Aller au contenu

Vie et opinions de Tristram Shandy/2/101

La bibliothèque libre.
Traduction par Joseph-Pierre Frenais.
Chez Jean-François Bastien (Tome premier. Tome secondp. 273-277).



CHAPITRE CI.

Dialogue.


Toutes ces scènes, où mon père avoit eu beaucoup de part sans rien dire, avoient retenu son impatience sur ce qui l’intéressoit lui-même essentiellement… Il attendoit que Didius, qui en étoit prévenu, tournât l’attention de l’assemblée de ce côté-là. La transition n’étoit pas aisée ; mais il vaut quelquefois mieux passer brusquement d’une chose à l’autre, que d’y amener insensiblement les gens. C’est ce que fit Didius, et ce qu’il dit en fut plus frappant.

Je n’en doute point s’écria-t-il ; si pareille méprise fût arrivée avant la réforme, le baptême auroit été déclaré nul. On en auroit fait un autre, et l’enfant se seroit à la fin trouvé nommé comme on auroit voulu.

Oui, je soutiens, continua-t-il, que si, par exemple, un prêtre eût nommé un enfant Crysogosmone in nomino patrim et filia et spiritum sanctos, le baptême auroit été déclaré nul.

Erreur ! dit Kysarchius. Dès que la méprise n’est que dans la terminaison, le baptême est bon et valable. Pour qu’il soit nul, il faut qu’elle tombe sur la première syllabe des mots, et non sur la dernière.

Mon père, qui aimoit toutes ces subtilités, prêtoit l’oreille la plus attentive à tout ce qu’on disoit.

Le dialogue devint très-intéressant.

Kysarchius.

Supposons que Gastriphères baptise un enfant, in homine gatris, au lieu d’in nomine patris.

Didius.

Eh bien ?

Kysarchius.

Sera-ce là un baptême ?

Didius.

Pourquoi pas ?

Kysarchius.

Je dis moi que ce n’en est pas un. Tous les casuistes sont d’accord sur ce point.

Didius.

D’accord ?…

Kysarchius.

Oui, d’accord. Ils donnent pour raison de leur opinion que la racine des mots est changée. Homine ne signifie point nom ; gatris ne signifie point père.

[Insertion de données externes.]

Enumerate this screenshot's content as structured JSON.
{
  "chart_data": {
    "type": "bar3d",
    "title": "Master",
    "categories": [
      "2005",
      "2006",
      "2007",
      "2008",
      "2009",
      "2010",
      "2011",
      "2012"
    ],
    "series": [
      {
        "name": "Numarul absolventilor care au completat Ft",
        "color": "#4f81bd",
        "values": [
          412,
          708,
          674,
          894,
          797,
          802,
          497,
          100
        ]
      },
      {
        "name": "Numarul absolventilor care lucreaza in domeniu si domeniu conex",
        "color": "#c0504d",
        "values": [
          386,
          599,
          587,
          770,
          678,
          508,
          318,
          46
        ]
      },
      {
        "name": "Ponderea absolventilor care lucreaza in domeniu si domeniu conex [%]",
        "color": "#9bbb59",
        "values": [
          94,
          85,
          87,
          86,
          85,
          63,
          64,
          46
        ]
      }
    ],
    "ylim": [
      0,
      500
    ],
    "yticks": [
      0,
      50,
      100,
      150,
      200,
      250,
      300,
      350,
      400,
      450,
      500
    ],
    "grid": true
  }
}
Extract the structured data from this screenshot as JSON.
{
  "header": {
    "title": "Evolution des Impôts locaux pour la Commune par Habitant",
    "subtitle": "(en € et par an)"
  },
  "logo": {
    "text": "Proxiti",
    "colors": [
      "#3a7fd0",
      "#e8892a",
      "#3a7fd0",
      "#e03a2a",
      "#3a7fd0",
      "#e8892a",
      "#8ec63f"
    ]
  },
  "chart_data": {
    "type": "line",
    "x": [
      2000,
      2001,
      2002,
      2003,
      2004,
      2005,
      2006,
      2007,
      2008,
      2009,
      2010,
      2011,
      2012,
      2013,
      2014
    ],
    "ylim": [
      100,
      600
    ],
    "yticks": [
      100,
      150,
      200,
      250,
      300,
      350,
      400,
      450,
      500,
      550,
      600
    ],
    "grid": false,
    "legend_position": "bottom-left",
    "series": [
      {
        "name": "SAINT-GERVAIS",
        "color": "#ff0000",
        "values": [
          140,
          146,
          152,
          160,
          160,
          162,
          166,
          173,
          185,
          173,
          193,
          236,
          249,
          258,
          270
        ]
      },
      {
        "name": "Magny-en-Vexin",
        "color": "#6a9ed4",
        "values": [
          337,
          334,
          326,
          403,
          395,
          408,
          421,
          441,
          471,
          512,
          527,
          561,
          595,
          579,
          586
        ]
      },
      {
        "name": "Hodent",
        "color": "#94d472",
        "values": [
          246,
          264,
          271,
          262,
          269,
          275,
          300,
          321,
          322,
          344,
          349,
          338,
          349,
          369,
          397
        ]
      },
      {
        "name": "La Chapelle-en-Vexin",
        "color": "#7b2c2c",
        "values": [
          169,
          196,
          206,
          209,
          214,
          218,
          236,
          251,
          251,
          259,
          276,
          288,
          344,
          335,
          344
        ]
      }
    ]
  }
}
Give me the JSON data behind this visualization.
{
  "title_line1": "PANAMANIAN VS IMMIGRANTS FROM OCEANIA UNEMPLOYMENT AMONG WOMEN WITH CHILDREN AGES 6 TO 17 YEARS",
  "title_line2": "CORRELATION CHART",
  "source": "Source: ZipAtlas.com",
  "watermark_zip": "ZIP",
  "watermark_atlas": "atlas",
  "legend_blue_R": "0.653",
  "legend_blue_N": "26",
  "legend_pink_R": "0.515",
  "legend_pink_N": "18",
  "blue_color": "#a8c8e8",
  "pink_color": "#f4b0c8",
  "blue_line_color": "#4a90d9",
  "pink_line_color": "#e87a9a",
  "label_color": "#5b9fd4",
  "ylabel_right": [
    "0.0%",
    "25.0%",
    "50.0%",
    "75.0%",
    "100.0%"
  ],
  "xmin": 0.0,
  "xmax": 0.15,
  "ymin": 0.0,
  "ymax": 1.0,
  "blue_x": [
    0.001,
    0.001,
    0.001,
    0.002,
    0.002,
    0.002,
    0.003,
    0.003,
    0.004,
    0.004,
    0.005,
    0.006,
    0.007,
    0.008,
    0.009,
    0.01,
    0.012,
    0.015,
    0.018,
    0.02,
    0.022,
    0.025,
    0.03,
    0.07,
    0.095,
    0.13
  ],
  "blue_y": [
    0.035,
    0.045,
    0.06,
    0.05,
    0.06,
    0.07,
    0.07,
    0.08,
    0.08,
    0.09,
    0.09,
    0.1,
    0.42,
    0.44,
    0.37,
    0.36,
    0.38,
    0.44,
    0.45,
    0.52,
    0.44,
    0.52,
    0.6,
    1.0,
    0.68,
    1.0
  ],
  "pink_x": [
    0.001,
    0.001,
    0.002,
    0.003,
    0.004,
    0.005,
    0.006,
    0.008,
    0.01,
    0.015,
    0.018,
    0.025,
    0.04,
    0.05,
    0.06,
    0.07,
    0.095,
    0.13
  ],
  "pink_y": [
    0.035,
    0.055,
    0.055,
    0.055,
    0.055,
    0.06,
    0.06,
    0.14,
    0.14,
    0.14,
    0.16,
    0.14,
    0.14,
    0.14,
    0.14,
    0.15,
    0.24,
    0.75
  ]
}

Que signifient-ils donc ? dit mon oncle Tobie.

Rien, dit Yorick.

Ergò, le baptême est nul, reprit Kysarchius.

Nul de toute nullité, ajouta Yorick.

Kysarchius.

Mais la chose ici est bien différente. Patrim, au lieu de patris ; filia, au lieu de filii, etc. Tout cela ne présente qu’une faute dans les déclinaisons. — Chaque mot reste intact. Les branches sont mal taillées à la vérité : mais la racine n’est point altérée ; elle reste entière.

Didius.

Je l’avoue. Mais, au moins, faut-il que l’intention du prêtre soit claire.

Kysarchius.

D’accord.

Didius.

En ce cas, voyons si le vicaire….

Kysarchius, avec un peu d’impatience.

Voyons, voyons !… Nous n’avons rien à voir, si ce n’est les décrétales de Léon III.

Eh ! mon Dieu, messieurs, s’écria mon oncle Tobie, qu’est-ce que mon neveu a besoin de Léon III et de ses décrétales ? On l’a nommé Tristram. Il a été nommé ainsi, malgré son père, malgré sa mère, malgré moi, et.......

Oui ?… dit Kysarchius en interrompant mon oncle Tobie. La chose est ainsi ? Il y a de la parenté mêlée ? Cela change bien la question. Primò, Madame Shandy n’y pouvoit donner sa voix….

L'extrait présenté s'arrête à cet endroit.